Why do humans need all those different kinds of teeth anyway?
Molars, Canine, Incisors and so on.
You might say, it was to enable us to chew a wide variety of foods.
But Birds eat a lot of different foods: fruit, seeds, insects, flesh, bones.
And they manage all that without teeth, just their beaks.
So why all the complicated dentition in humans - why haven't humans got beaks?
, in reply to message 6.
Posted by an ex-nordmann - it has ceased to exist (U3472955) on Sunday, 1st April 2007
They do. My great grandfather got sent down by one for trying to slip the vig to a cream cookie in Holborn in 1902.
, in reply to message 7.
Posted by Vizzer aka U_numbers (U2011621) on Tuesday, 5th June 2007
Hello
People got a animal bone and stuck SOMETHING that i can't remember to it.
Its very disgusting
Bye
Catullus alleges that the Celtiberians cleaned their teeth in urine. His poem suggests it was quite effective, as I recall.
, in reply to message 10.
Posted by an ex-nordmann - it has ceased to exist (U3472955) on Monday, 11th June 2007
Catullus was the Bernard Manning of his day. If it wasn't for his ould fella's connections he wouldn't have lived beyond his first sonnet.

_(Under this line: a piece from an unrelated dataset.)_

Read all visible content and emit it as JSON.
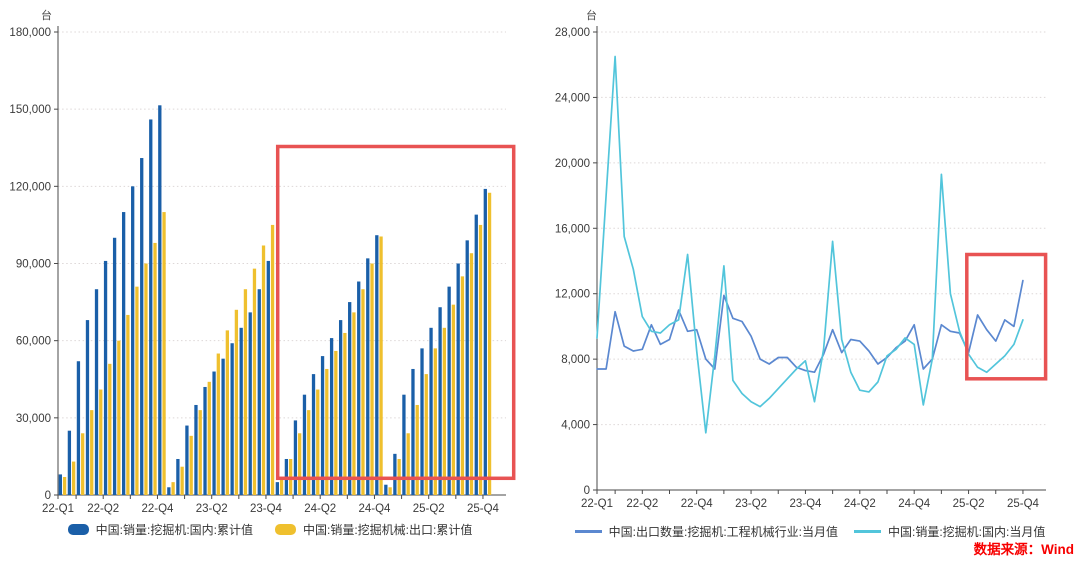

I think he had more charm and was funnier than Bernard Manning, though, the condition of my Latin being what it now is, I have to take that mostly on faith. Probably the Celtiberian breath would still have been preferable to that of the Romans - and, by the way, did they follow the Greeks in oiling themselves after all those baths? I had an Armenian student once who favoured that practice - a charming lad, but somehow - phew! - we were never close.
Mon, 18 Jun 2007 21:40 GMT, in reply to SafricanAndy in message 1
neolithic birch sap chewing gum has been found in bogs, complete with teeth marks. liquorice sticks are brill, i cant get them any more but used to use them at school.